The patient in the present case also harbored heterozygous mutations and exhibited milder clinical symptoms than those in patients with homozygous mutations. The present patient had normal mental development and good athletic ability before the age of 10 years. Although the patient showed central hypoventilation during lung infection, there was no dyspnea or hypoventilation after the lung infection was resolved. At present, the patient only presented with mental retardation, spastic ataxia, and paroxysmal convulsions. Moreover, the patient has paroxysmally high body temperature even in the absence of infection, indicating possible signs of autonomic dysregulation. The MRI of this patient is consistent with previous reports: severe cerebellar atrophy, enlargement of the fourth ventricle, thinning of the corpus callosum, and mild enlargement of lateral ventricle. Finally, the diagnosis of this patient was based on the detection of whole exons and two heterozygous variants in the exon region of the TECPR2 gene: c.1729C > T and c.4189G > A. However, according to the HGMD pro database search, these two variant sites have not been previously reported. Although the pathogenicity of these two new mutations has not been determined, previous literature on the pathogenicity of other mutations in the TECPR2 gene suggests [5, 7, 14] that these two mutations are likely to be responsible for the TECPR2 gene abnormality and the present phenotype of the patients. At present, we only report the clinical manifestation and heterozygous variants in the TECPR2 gene of this patient.
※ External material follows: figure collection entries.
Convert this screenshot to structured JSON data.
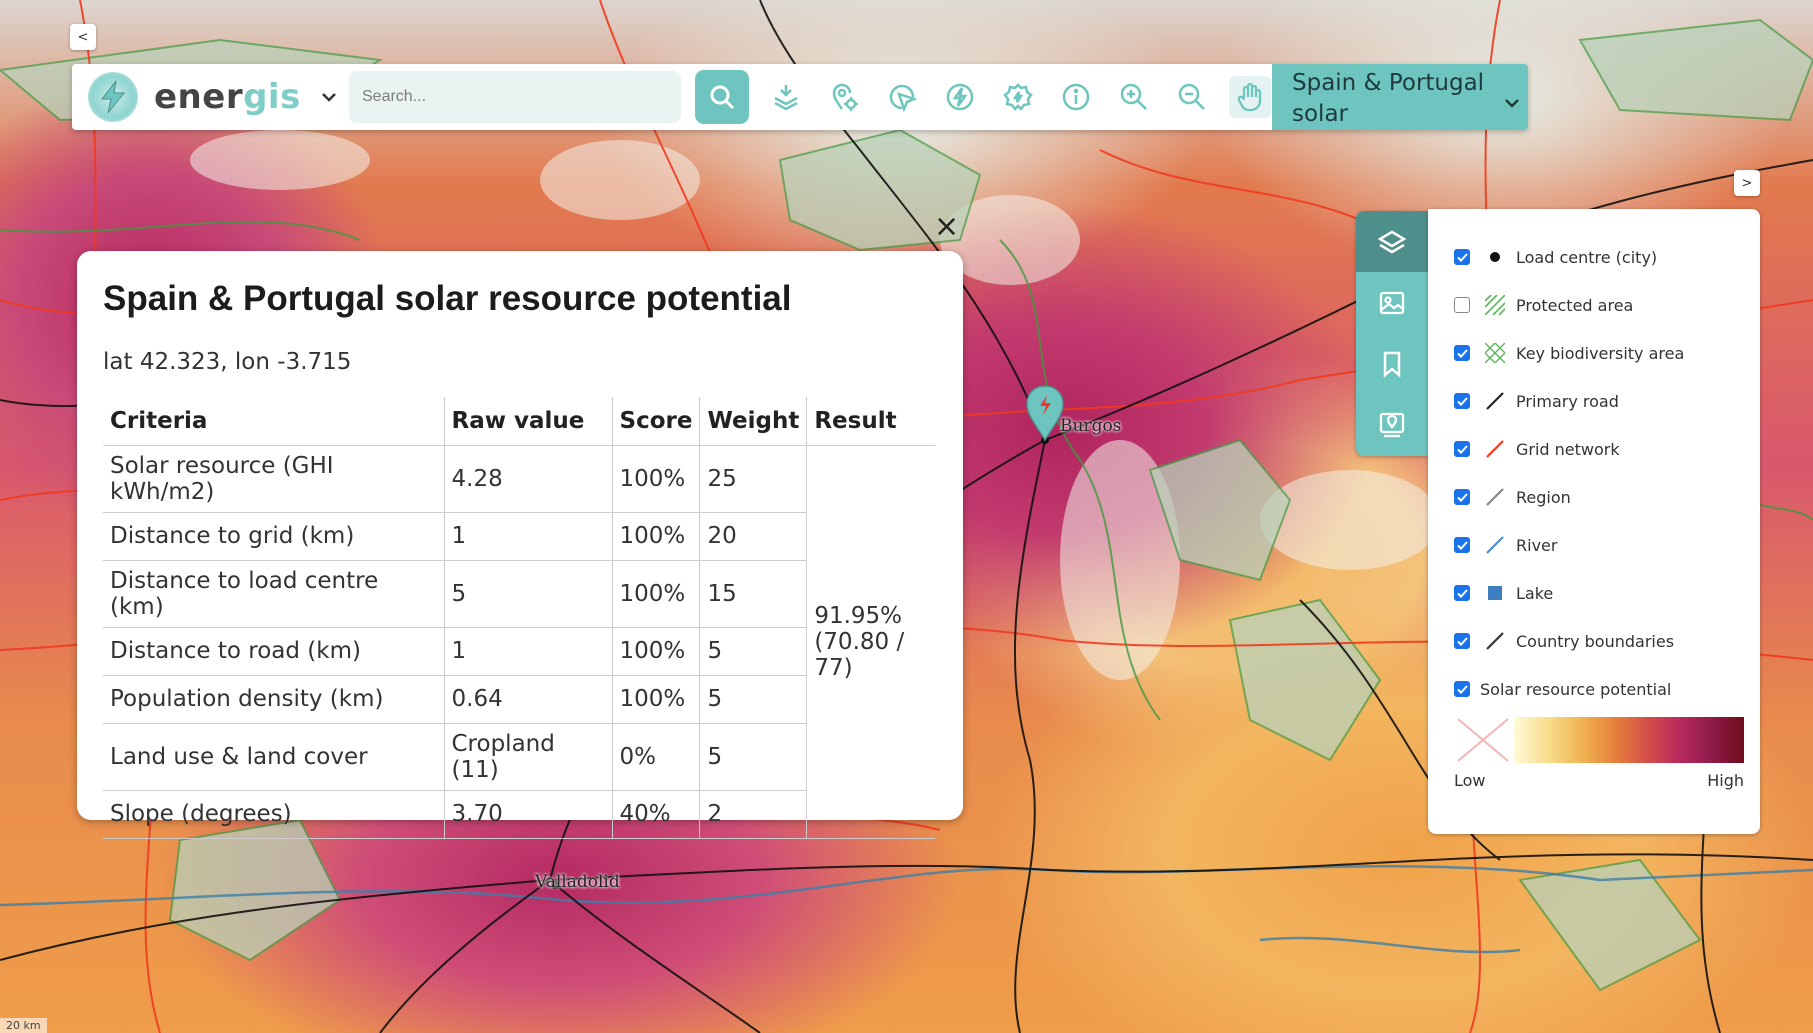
{
  "app": {
    "name_part1": "ener",
    "name_part2": "gis"
  },
  "search": {
    "placeholder": "Search..."
  },
  "region_selector": {
    "label": "Spain & Portugal solar"
  },
  "map": {
    "cities": [
      "Burgos",
      "Valladolid"
    ],
    "scale": "20 km"
  },
  "nav": {
    "collapse_left": "<",
    "expand_right": ">"
  },
  "popup": {
    "title": "Spain & Portugal solar resource potential",
    "coords": "lat 42.323, lon -3.715",
    "close": "×",
    "headers": [
      "Criteria",
      "Raw value",
      "Score",
      "Weight",
      "Result"
    ],
    "rows": [
      {
        "criteria": "Solar resource (GHI kWh/m2)",
        "raw": "4.28",
        "score": "100%",
        "weight": "25"
      },
      {
        "criteria": "Distance to grid (km)",
        "raw": "1",
        "score": "100%",
        "weight": "20"
      },
      {
        "criteria": "Distance to load centre (km)",
        "raw": "5",
        "score": "100%",
        "weight": "15"
      },
      {
        "criteria": "Distance to road (km)",
        "raw": "1",
        "score": "100%",
        "weight": "5"
      },
      {
        "criteria": "Population density (km)",
        "raw": "0.64",
        "score": "100%",
        "weight": "5"
      },
      {
        "criteria": "Land use & land cover",
        "raw": "Cropland (11)",
        "score": "0%",
        "weight": "5"
      },
      {
        "criteria": "Slope (degrees)",
        "raw": "3.70",
        "score": "40%",
        "weight": "2"
      }
    ],
    "result_line1": "91.95%",
    "result_line2": "(70.80 / 77)"
  },
  "legend": {
    "items": [
      {
        "label": "Load centre (city)",
        "checked": true,
        "icon": "dot-icon"
      },
      {
        "label": "Protected area",
        "checked": false,
        "icon": "hatch-green-icon"
      },
      {
        "label": "Key biodiversity area",
        "checked": true,
        "icon": "cross-hatch-icon"
      },
      {
        "label": "Primary road",
        "checked": true,
        "icon": "line-black-icon"
      },
      {
        "label": "Grid network",
        "checked": true,
        "icon": "line-red-icon"
      },
      {
        "label": "Region",
        "checked": true,
        "icon": "line-grey-icon"
      },
      {
        "label": "River",
        "checked": true,
        "icon": "line-blue-icon"
      },
      {
        "label": "Lake",
        "checked": true,
        "icon": "square-blue-icon"
      },
      {
        "label": "Country boundaries",
        "checked": true,
        "icon": "line-dark-icon"
      },
      {
        "label": "Solar resource potential",
        "checked": true,
        "icon": ""
      }
    ],
    "ramp_low": "Low",
    "ramp_high": "High"
  },
  "colors": {
    "accent": "#6ec5bf",
    "accent_dark": "#4f8f8b",
    "checkbox": "#1a73e8"
  }
}
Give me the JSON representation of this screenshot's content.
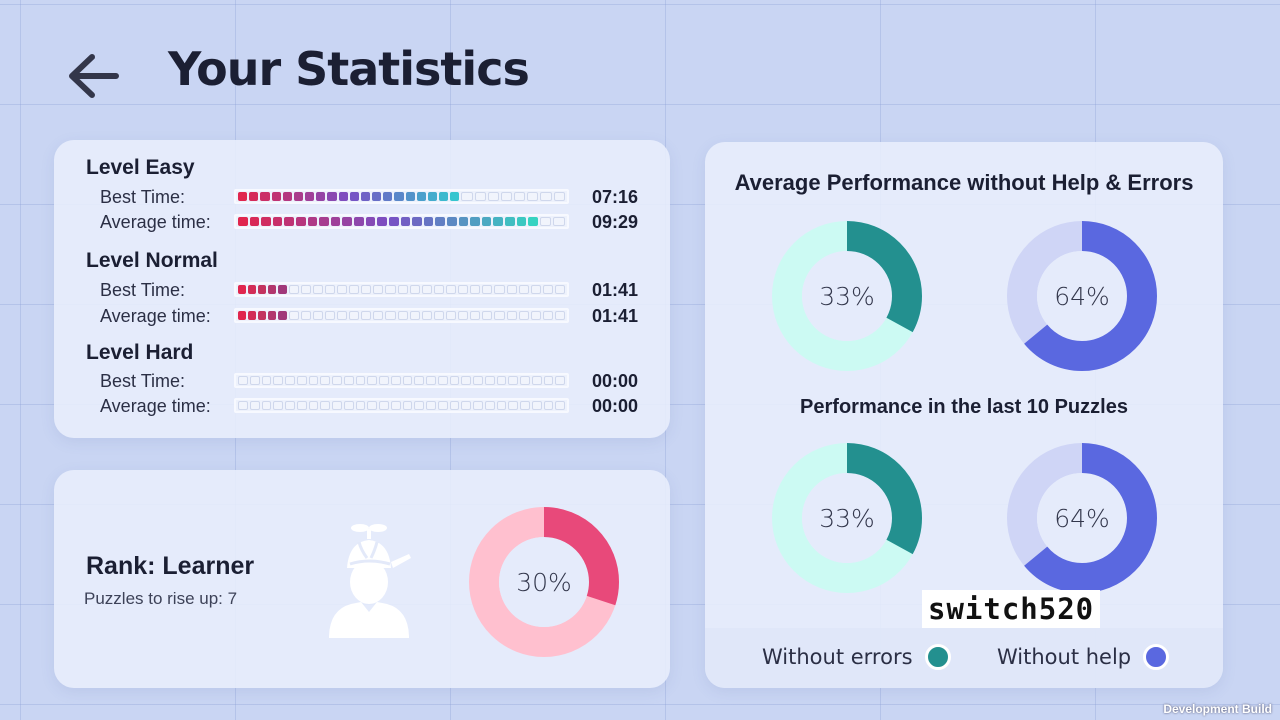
{
  "page": {
    "title": "Your Statistics"
  },
  "levels": [
    {
      "title": "Level Easy",
      "rows": [
        {
          "label": "Best Time:",
          "time": "07:16",
          "filled": 20,
          "color_from": "#e0264e",
          "color_mid": "#7a4fc4",
          "color_to": "#36c5cf"
        },
        {
          "label": "Average time:",
          "time": "09:29",
          "filled": 26,
          "color_from": "#e0264e",
          "color_mid": "#7a4fc4",
          "color_to": "#36d3c1"
        }
      ]
    },
    {
      "title": "Level Normal",
      "rows": [
        {
          "label": "Best Time:",
          "time": "01:41",
          "filled": 5,
          "color_from": "#e0264e",
          "color_mid": "#c3335f",
          "color_to": "#a1387a"
        },
        {
          "label": "Average time:",
          "time": "01:41",
          "filled": 5,
          "color_from": "#e0264e",
          "color_mid": "#c3335f",
          "color_to": "#a1387a"
        }
      ]
    },
    {
      "title": "Level Hard",
      "rows": [
        {
          "label": "Best Time:",
          "time": "00:00",
          "filled": 0,
          "color_from": "#e0264e",
          "color_mid": "#7a4fc4",
          "color_to": "#36c5cf"
        },
        {
          "label": "Average time:",
          "time": "00:00",
          "filled": 0,
          "color_from": "#e0264e",
          "color_mid": "#7a4fc4",
          "color_to": "#36c5cf"
        }
      ]
    }
  ],
  "bar_segments_total": 28,
  "rank": {
    "title": "Rank: Learner",
    "subtitle": "Puzzles to rise up: 7",
    "progress_label": "30%",
    "progress": 0.3,
    "ring_color": "#e8497a",
    "ring_track": "#ffc0cf",
    "icon": "beanie-avatar-icon"
  },
  "performance": {
    "section1_title": "Average Performance without Help & Errors",
    "section2_title": "Performance in the last 10 Puzzles",
    "section1": {
      "errors": {
        "label": "33%",
        "value": 0.33
      },
      "help": {
        "label": "64%",
        "value": 0.64
      }
    },
    "section2": {
      "errors": {
        "label": "33%",
        "value": 0.33
      },
      "help": {
        "label": "64%",
        "value": 0.64
      }
    },
    "colors": {
      "errors_ring": "#23908f",
      "errors_track": "#ccfaf3",
      "help_ring": "#5a68e0",
      "help_track": "#cfd5f6"
    },
    "legend": {
      "errors_label": "Without errors",
      "help_label": "Without help"
    }
  },
  "watermark": "switch520",
  "build_label": "Development Build"
}
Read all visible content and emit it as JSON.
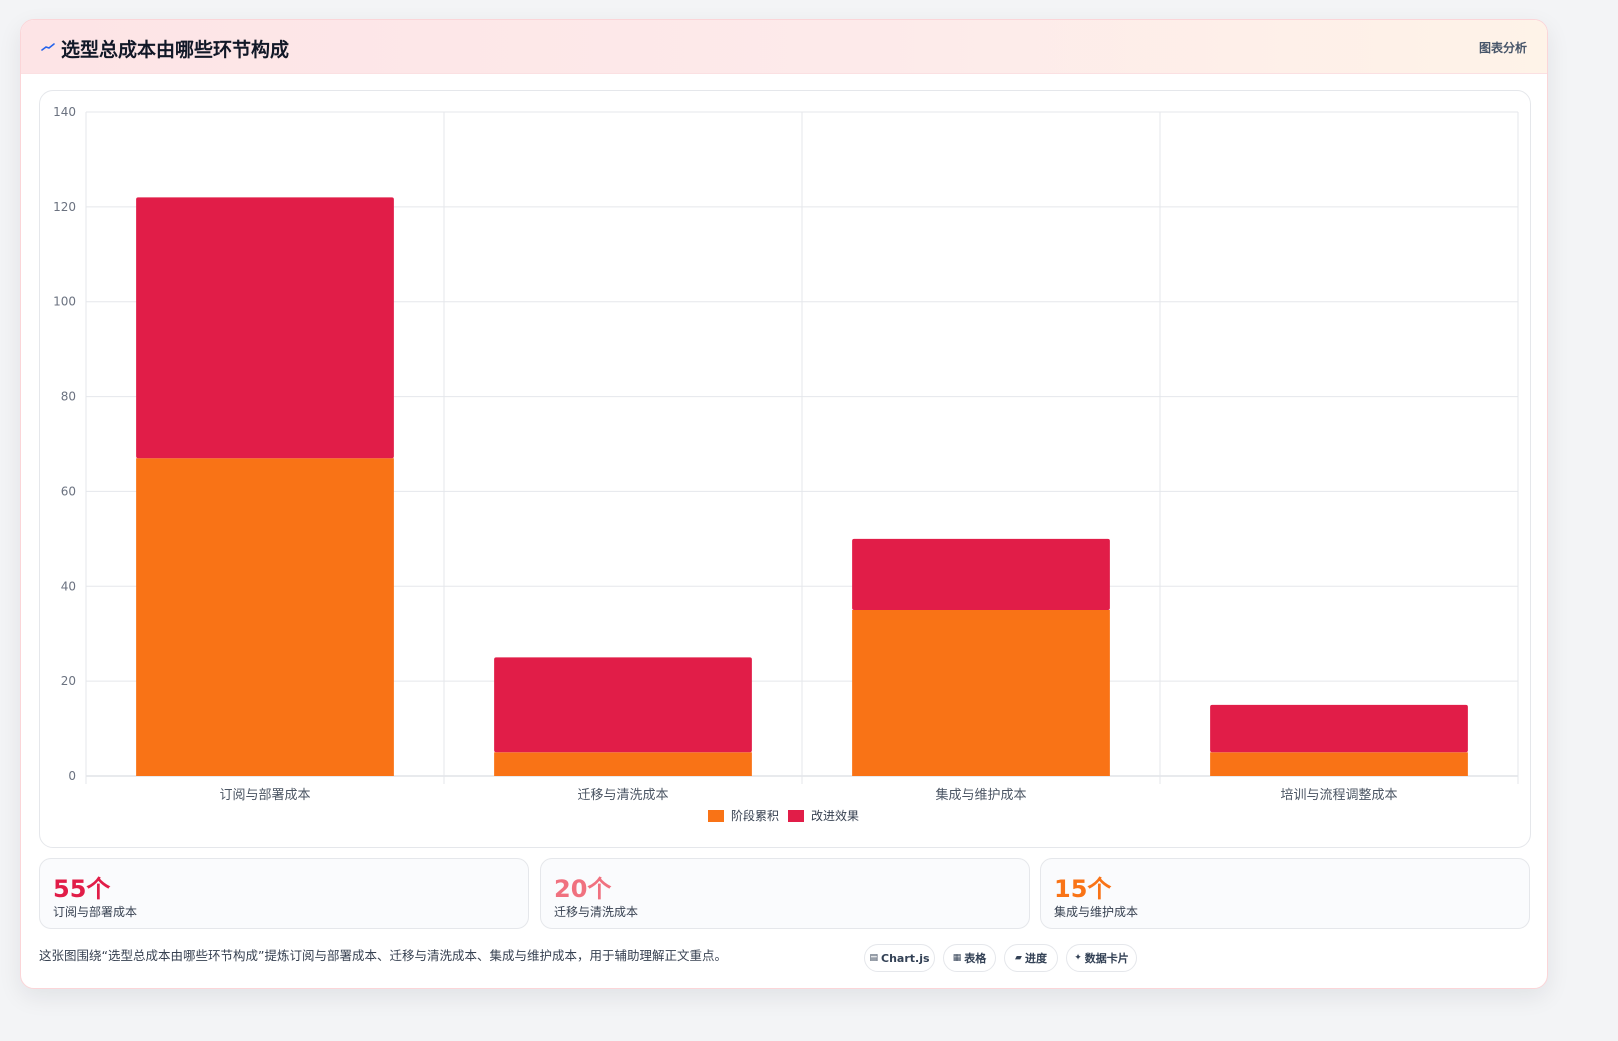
{
  "header": {
    "title": "选型总成本由哪些环节构成",
    "right_label": "图表分析",
    "icon": "trend-line-icon"
  },
  "chart_data": {
    "type": "bar",
    "stacked": true,
    "categories": [
      "订阅与部署成本",
      "迁移与清洗成本",
      "集成与维护成本",
      "培训与流程调整成本"
    ],
    "series": [
      {
        "name": "阶段累积",
        "values": [
          67,
          5,
          35,
          5
        ],
        "color": "#f97316"
      },
      {
        "name": "改进效果",
        "values": [
          55,
          20,
          15,
          10
        ],
        "color": "#e11d48"
      }
    ],
    "yticks": [
      0,
      20,
      40,
      60,
      80,
      100,
      120,
      140
    ],
    "ylim": [
      0,
      140
    ],
    "grid": true,
    "legend_position": "bottom"
  },
  "stats": [
    {
      "value": "55个",
      "label": "订阅与部署成本",
      "color": "#e11d48"
    },
    {
      "value": "20个",
      "label": "迁移与清洗成本",
      "color": "#f0717f"
    },
    {
      "value": "15个",
      "label": "集成与维护成本",
      "color": "#f97316"
    }
  ],
  "footer": {
    "description": "这张图围绕“选型总成本由哪些环节构成”提炼订阅与部署成本、迁移与清洗成本、集成与维护成本，用于辅助理解正文重点。",
    "tags": [
      {
        "icon": "chart-icon",
        "label": "Chart.js"
      },
      {
        "icon": "table-icon",
        "label": "表格"
      },
      {
        "icon": "progress-icon",
        "label": "进度"
      },
      {
        "icon": "sparkle-icon",
        "label": "数据卡片"
      }
    ]
  }
}
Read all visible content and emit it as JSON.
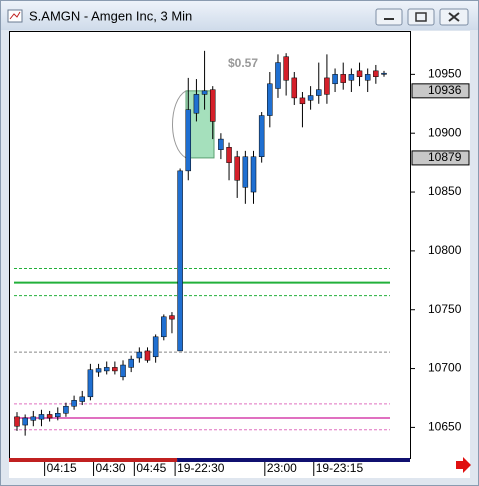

Future studies will further explore the pathogenicity of mutation of c.1729C > T and c.4189G > A in animal experiments.

The mild clinical manifestations of the present patient may be because the mutation site of the TECPR2 gene differs from those previously reported. However, as illustrated in animal models, the accumulation of autophagosomes caused by the abnormality of the TECPR2 is age-dependent; therefore, we will diligently follow up the patient's subsequent development, with particular attention to changes in patient's intelligence and muscle strength so that we can enact timely treatment.

The current case expands the gene mutation spectrum and clinical phenotypic characteristics of autosomal recessive HSP in China. In addition, this case shows that there are certain differences in the clinical manifestations of HSP49 in different ethnic groups. Moreover, it provides further evidence regarding the effectiveness of targeted next-generation sequencing technology in improving the efficiency and diagnostic rate of genetic diagnoses of HSP.